10. Offer job reasignment.
If no other accommodation would be effective or reasonable, or if the employee volunteers, an employee with a disability may be accommodated by reassignment to a vacant position for which he or she is already qualified. If this is the only remaining option, the employee should not have to compete for the position or find the job by him or herself, neither of which would be an accommodation.
11. Ensure that "perks" are accessible.
Special classes and social events should also be accessible to employees with disabilities. For example, if an employer decides to offer a "weight watchers" class during lunch as a perk for employees who wish to lose a few pounds, the employer would be required to provide an interpreter so that a hearing-impaired employee could participate.
But suppose a requested accommodation will cost more than a business can afford, or would otherwise create an overwhelming burden?

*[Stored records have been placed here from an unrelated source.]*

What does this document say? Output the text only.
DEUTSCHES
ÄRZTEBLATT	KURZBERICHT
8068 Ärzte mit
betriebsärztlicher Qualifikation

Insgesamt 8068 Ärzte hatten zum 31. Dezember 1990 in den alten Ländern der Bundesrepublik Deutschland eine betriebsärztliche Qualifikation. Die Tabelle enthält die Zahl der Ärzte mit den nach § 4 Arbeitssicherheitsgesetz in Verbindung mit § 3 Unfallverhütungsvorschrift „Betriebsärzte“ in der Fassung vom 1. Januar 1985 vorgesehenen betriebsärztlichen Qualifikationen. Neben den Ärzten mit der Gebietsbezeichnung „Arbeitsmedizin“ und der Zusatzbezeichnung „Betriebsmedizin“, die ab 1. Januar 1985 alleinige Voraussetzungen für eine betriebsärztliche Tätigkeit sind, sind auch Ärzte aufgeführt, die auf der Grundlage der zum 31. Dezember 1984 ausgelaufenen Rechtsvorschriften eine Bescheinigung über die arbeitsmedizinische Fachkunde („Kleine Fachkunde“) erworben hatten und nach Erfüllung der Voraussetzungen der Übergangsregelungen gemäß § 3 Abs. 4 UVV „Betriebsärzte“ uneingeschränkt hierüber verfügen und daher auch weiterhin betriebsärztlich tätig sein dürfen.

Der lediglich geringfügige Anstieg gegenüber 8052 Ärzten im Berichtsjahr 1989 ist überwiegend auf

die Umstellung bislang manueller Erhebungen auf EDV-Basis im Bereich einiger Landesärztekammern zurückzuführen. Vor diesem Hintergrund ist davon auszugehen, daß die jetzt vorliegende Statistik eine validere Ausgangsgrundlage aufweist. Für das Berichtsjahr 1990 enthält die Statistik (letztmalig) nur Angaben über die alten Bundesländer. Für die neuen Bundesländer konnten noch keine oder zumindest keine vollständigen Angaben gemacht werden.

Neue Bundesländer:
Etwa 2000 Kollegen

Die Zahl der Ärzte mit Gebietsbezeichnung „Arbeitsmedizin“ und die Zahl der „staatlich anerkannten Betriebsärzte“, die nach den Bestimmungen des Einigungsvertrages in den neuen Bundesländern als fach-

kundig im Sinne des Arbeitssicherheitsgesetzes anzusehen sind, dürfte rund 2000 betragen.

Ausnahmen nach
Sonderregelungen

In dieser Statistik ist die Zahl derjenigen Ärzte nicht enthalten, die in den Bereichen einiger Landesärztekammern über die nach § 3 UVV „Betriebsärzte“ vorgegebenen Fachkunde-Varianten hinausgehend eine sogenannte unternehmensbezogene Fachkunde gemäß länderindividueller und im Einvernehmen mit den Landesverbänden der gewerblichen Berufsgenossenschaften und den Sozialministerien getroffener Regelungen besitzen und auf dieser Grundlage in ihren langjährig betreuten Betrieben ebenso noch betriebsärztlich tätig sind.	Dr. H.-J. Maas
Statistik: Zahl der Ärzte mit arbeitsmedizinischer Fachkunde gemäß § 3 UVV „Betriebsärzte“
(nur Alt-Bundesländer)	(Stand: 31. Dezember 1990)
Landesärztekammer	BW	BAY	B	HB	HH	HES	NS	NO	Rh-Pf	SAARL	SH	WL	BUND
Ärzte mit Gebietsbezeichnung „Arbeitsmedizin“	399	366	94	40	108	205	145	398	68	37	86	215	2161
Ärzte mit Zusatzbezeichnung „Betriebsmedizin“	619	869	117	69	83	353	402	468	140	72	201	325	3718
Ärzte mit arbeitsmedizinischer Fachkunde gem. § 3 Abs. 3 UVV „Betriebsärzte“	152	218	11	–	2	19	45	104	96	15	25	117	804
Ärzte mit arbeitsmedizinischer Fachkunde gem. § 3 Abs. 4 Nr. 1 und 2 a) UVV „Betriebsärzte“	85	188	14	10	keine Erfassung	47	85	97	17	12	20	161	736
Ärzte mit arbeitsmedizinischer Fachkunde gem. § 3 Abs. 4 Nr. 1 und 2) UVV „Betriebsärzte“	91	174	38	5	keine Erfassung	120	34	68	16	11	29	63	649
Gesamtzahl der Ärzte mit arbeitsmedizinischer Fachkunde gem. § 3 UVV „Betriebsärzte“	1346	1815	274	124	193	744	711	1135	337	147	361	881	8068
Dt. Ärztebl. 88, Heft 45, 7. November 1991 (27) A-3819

If it would cause an "undue hardship," an employer can refuse to make a particular accommodation, under both the ADAA and the Minnesota Human Rights Act. The size and resources of the employer are among the factors that can be considered in determining what's reasonable. In addition, the employer does not have to lower production standards, remove essential job duties or compromise safety to make an accommodation, and is generally not required to provide "personal use items" such as eyeglasses and hearing aids.
Read more about reasonable accommodations in the FAQ section.
What if an employee and employer disagree about what kind of accommodation is appropriate?
The employer has some flexibility in determining exactly how to accommodate a disabled individual's needs, and may choose a less expensive option than one proposed — as long as it does the job.